I find him to be very believable, due to his consistency in personality and relationships with Esther, Ada, Richard and Harold Skimpole. However, I do accept that his inherent goodness could cause others to label him as one-dimensional. Still, I find that his odd little romance with Esther defies that categorisation and I persist in liking him, whatever anyone says. He's the kind of father/uncle figure that is prevalent in Victorian fiction but I haven't found a specimen that I like quite as much.
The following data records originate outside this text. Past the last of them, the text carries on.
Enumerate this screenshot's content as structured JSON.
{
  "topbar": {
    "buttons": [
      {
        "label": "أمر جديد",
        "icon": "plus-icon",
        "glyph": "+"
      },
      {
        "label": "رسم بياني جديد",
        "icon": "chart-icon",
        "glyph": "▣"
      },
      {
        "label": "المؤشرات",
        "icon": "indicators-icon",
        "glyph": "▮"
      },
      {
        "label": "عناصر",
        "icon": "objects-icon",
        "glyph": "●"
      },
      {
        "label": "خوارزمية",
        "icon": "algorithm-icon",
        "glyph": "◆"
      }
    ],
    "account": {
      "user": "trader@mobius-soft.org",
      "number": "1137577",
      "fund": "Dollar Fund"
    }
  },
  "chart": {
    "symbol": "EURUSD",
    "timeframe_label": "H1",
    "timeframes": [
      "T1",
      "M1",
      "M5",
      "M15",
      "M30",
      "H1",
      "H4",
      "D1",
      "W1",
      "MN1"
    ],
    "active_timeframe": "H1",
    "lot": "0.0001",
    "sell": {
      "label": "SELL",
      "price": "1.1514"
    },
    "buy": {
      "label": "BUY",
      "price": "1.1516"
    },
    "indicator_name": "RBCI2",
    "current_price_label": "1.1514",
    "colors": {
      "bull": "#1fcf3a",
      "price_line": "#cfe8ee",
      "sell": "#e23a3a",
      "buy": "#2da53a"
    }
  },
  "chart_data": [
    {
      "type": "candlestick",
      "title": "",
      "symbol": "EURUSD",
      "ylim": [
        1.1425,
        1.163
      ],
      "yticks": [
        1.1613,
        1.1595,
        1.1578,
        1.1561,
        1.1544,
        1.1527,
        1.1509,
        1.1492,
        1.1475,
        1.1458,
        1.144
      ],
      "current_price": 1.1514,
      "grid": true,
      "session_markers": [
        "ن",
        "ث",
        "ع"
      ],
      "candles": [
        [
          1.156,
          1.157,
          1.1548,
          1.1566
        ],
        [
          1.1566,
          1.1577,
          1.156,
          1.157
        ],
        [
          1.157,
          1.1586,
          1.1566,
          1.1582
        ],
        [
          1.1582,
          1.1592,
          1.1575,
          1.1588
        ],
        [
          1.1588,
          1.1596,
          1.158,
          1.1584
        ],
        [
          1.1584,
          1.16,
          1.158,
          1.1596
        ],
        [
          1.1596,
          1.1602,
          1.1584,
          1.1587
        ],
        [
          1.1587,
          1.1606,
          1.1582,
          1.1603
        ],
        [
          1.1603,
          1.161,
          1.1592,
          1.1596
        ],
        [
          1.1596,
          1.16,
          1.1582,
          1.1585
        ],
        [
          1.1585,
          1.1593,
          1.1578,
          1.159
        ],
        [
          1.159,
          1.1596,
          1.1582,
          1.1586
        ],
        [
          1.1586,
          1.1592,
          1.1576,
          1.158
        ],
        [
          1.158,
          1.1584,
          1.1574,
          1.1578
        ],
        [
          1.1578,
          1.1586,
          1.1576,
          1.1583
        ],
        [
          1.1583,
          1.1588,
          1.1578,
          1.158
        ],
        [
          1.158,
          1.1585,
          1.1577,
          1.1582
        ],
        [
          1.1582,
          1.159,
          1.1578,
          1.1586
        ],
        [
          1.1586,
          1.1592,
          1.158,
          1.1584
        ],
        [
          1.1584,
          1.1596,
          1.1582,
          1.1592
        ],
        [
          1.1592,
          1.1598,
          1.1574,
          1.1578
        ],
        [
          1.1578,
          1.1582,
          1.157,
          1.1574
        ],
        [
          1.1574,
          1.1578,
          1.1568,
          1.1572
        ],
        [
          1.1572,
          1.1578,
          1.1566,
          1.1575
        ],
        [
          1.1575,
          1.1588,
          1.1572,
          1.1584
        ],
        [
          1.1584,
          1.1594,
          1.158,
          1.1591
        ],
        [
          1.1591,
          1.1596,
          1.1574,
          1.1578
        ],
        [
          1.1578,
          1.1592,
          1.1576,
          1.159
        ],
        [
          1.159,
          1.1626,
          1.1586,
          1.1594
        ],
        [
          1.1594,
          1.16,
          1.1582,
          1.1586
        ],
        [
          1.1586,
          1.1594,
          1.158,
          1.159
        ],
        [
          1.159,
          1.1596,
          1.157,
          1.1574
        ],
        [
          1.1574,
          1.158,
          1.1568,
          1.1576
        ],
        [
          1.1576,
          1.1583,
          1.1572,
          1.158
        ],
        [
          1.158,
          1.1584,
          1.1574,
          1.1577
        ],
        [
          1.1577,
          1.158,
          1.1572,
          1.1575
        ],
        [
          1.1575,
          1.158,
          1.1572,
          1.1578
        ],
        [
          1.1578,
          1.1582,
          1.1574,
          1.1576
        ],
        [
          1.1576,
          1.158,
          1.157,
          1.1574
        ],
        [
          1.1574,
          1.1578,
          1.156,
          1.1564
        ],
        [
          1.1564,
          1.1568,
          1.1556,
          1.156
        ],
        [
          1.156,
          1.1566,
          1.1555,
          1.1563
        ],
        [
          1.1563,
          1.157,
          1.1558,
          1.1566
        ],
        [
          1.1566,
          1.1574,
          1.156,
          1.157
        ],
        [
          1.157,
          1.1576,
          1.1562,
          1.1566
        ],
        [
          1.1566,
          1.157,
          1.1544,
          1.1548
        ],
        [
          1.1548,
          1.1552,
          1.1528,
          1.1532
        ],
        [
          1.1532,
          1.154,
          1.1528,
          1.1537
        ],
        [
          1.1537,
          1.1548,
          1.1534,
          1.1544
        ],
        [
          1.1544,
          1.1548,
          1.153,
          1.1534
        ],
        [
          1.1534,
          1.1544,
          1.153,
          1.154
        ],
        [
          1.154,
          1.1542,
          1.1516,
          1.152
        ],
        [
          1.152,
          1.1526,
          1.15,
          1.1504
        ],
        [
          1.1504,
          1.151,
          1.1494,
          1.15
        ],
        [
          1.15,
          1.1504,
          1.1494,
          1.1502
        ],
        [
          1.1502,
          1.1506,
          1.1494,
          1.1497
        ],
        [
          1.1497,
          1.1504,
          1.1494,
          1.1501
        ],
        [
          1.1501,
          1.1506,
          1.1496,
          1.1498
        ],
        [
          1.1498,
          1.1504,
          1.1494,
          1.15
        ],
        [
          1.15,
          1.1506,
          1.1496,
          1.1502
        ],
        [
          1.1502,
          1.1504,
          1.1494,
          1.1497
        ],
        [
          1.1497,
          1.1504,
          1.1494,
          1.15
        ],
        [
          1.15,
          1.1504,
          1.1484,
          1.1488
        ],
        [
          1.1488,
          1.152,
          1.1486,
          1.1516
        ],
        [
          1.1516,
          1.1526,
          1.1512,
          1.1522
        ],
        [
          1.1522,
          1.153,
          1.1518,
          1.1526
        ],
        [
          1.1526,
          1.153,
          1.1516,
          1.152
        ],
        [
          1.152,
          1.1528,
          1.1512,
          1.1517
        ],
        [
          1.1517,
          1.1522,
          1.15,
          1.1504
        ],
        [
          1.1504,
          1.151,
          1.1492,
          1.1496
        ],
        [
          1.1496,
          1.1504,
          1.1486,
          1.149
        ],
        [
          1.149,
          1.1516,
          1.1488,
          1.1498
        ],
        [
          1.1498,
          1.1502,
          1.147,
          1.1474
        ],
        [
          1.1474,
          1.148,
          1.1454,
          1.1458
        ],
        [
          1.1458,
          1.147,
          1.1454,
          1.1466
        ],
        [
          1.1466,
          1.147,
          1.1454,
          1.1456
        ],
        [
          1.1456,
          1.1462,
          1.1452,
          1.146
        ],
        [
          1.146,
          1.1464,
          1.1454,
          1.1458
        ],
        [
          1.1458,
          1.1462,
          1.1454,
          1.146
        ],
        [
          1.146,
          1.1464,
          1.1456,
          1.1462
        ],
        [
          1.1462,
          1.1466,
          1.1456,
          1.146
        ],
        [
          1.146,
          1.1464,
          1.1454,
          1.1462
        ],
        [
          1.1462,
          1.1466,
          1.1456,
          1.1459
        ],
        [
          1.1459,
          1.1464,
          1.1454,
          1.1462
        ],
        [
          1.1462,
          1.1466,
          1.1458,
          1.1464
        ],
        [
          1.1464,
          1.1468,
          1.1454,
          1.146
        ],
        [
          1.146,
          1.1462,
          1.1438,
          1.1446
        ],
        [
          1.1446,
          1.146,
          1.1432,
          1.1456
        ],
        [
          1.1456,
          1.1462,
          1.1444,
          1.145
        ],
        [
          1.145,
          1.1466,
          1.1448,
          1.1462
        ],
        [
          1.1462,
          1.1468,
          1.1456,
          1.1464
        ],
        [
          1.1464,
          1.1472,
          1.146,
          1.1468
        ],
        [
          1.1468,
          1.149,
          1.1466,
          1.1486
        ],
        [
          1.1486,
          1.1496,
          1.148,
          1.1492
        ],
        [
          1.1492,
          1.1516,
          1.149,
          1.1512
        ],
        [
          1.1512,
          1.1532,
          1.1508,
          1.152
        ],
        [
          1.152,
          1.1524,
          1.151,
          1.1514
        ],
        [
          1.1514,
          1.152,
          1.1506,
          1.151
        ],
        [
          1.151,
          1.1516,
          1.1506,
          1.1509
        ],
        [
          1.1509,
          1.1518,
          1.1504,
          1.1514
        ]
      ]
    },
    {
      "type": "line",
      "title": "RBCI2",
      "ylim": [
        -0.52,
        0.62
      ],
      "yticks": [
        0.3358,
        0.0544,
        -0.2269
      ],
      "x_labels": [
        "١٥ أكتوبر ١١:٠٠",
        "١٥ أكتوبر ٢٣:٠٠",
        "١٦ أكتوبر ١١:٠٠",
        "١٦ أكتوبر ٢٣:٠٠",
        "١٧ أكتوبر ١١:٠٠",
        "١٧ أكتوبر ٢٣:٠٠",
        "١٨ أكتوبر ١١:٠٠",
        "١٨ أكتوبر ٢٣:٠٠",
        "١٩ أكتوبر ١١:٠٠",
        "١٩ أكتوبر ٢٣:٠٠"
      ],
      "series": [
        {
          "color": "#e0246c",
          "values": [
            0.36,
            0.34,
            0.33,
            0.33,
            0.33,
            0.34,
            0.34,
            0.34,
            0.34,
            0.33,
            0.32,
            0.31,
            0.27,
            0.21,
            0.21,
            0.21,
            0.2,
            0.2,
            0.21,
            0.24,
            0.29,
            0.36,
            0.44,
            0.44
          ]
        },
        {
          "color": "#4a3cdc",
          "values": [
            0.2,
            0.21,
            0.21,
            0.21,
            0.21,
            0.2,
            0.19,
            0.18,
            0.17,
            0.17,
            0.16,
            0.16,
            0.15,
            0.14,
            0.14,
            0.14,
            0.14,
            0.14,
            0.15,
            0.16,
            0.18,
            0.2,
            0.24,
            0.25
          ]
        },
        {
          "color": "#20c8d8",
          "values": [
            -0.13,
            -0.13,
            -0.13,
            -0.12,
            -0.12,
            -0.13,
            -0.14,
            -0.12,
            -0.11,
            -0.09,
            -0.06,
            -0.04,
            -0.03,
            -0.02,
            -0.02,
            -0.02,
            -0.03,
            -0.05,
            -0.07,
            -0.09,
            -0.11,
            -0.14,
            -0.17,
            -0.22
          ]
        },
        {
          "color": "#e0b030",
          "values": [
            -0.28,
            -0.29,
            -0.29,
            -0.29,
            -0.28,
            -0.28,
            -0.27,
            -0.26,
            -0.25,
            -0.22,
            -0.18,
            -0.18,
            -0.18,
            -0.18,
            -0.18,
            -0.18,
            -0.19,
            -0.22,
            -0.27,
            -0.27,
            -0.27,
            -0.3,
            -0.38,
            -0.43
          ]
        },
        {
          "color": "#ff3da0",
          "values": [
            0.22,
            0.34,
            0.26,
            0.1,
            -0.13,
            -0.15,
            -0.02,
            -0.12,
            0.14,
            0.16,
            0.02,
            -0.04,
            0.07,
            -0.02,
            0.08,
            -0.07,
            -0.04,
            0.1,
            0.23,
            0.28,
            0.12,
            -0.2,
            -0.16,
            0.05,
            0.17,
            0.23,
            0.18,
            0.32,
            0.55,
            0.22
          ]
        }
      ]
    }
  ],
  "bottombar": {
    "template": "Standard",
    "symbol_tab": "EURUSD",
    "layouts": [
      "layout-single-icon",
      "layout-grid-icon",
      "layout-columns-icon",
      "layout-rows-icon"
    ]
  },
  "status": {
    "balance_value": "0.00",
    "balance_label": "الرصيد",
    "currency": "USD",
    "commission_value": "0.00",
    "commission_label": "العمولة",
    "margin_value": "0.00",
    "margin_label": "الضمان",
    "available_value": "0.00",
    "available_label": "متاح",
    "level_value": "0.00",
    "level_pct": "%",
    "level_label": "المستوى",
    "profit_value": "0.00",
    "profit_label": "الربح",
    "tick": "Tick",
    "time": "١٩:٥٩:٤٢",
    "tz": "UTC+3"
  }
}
Mr Jarndyce was portrayed in the 2005 adaptation by Denis Lawson. I haven't yet watched this but I look forward to enjoying the character on screen as much as I did in the book.


2 comments:

Debbie Coope said...

Wow. A mammoth book. I think I would read this book as it was originally intended-in twenty instalments. I like that idea, and with the range of characters, it does make it an appealing choice.

CharmedLassie said...

As I was going through I kept remembering the parts it was split into and wondering how a Victorian audience would've managed the suspense and keeping all the characters clear in their minds from one instalment to the next. I'd say that'd be a perfect way to read it!